AR phone

Augmented reality and the transformation of the artistic sphere

2 minutes to read
Mijke Akkermans

Augmented Reality (AR) is slowly creeping into our daily lives, through games like Pokémon Go and the virtual furniture placement feature in IKEA’s app. In a nutshell, AR is a digital medium which adds layers of visual information on top of our reality. It alters our experience of reality, attempting a sensation which looks and feels as if it were real. AR elements are visible through low-tech devices like our smartphones or Google Glass.

Augmented Reality in Arts

AR is socially immersive, in which 'social' means that its layers contain information which connects to the reality of its location and 'immersive' to physically being located in a non-physical world.
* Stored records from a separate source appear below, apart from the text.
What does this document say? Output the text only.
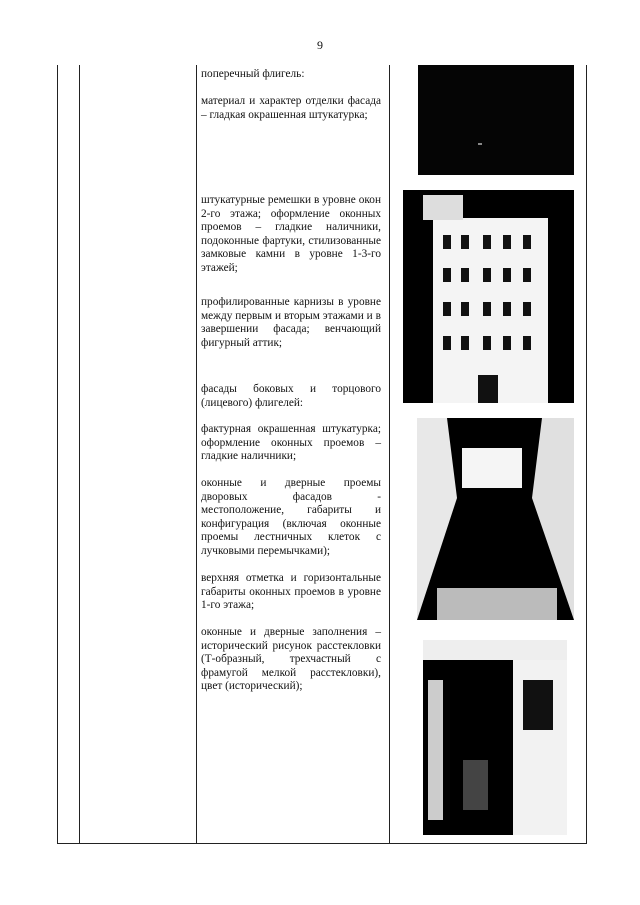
9
поперечный флигель:
материал и характер отделки фасада – гладкая окрашенная штукатурка;
штукатурные ремешки в уровне окон 2-го этажа; оформление оконных проемов – гладкие наличники, подоконные фартуки, стилизованные замковые камни в уровне 1-3-го этажей;
профилированные карнизы в уровне между первым и вторым этажами и в завершении фасада; венчающий фигурный аттик;
фасады боковых и торцового (лицевого) флигелей:
фактурная окрашенная штукатурка; оформление оконных проемов – гладкие наличники;
оконные и дверные проемы дворовых фасадов - местоположение, габариты и конфигурация (включая оконные проемы лестничных клеток с лучковыми перемычками);
верхняя отметка и горизонтальные габариты оконных проемов в уровне 1-го этажа;
оконные и дверные заполнения – исторический рисунок расстекловки (Т-образный, трехчастный с фрамугой мелкой расстекловки), цвет (исторический);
This leads to interesting developments and concepts in the arts. I’ve tackled three factors which I believe are vital to the development of Augmented Reality into a creative social platform.

Creating - Even though AR is created for non-artistic purposes, it can be used as an artistic tool, like in painting or photography. In fact, artists are important in developing AR because they creatively explore its unique abilities and challenge its affordances, creating new visuals and products. Many AR artworks are interactive, which means that the audience can actively engage instead of only passively consume artworks (Papagiannis, 2017; Love, 2018).

The community can participate in transforming society and traditional artistic values, like the creators of the AR app MoMAR, who hacked their own artworks onto the Jackson Pollock exhibition at the MoMA museum in New York. Through the app visitors enter the unauthorized gallery, enabling them to see digital artworks which would otherwise remain invisible. With this project the MoMAR artists protest against the elite exclusivity of the museum and curation of art, and emulate physical exhibition spaces (Katz, 2018).

Hello, we are from the internet by MoMAR (2018)

Sharing - People are already glued to their phones, connecting over the internet and social media with friends and people with common interests. Because AR is digital, it’s easily accessible to those people. They can quickly share their experiences, collaborating in and contributing to a global network.


Playing – Because AR is programmed it has unlimited possibilities as an artistic medium. For example, it can be used as a virtual extended canvas for traditional artworks to display background information on the artist and educational animations, or to create interactive games which encourage physical social interaction and a sense of mutual achievement.

AR also shapes playful experiences, like the mural Moto Wall on which the audience can virtually edit their own compositions, moving colours and dynamic shapes in its linked app. In the context of museums, AR could display any artwork in any room or space, letting visitors self-curate exhibitions from artworks which are physically at the other side of the world or not even on display. Through play AR users can explore their creative abilities and personal interpretations of art in self-constructed experiences.

Moto Wall by Heavy Projects (2013)

Augmented reality as a non-traditional art space

Keeping these factors in mind, I think AR will provide a platform similar to street-art, a non-traditional space in which anyone can create, express, experience and play with art, with the addition of digitality and high share-ability.


Heavy. (2013). Augmented Reality Fine Art: Motowall. Heavy Projects Portfolio.
Katz, M. (2018). Augmented Reality Is Transforming Museums. Wired Magazine.
Love, T. (2018). Is The Future of Art Augmented? Medium - The Establishment.
Papagiannis, H. (2017). The Critical Role of Artists in Advancing Augmented Reality. In A. De Grey (Ed.), The Next Step: Exponential Life. Madrid: BBVA Open Mind.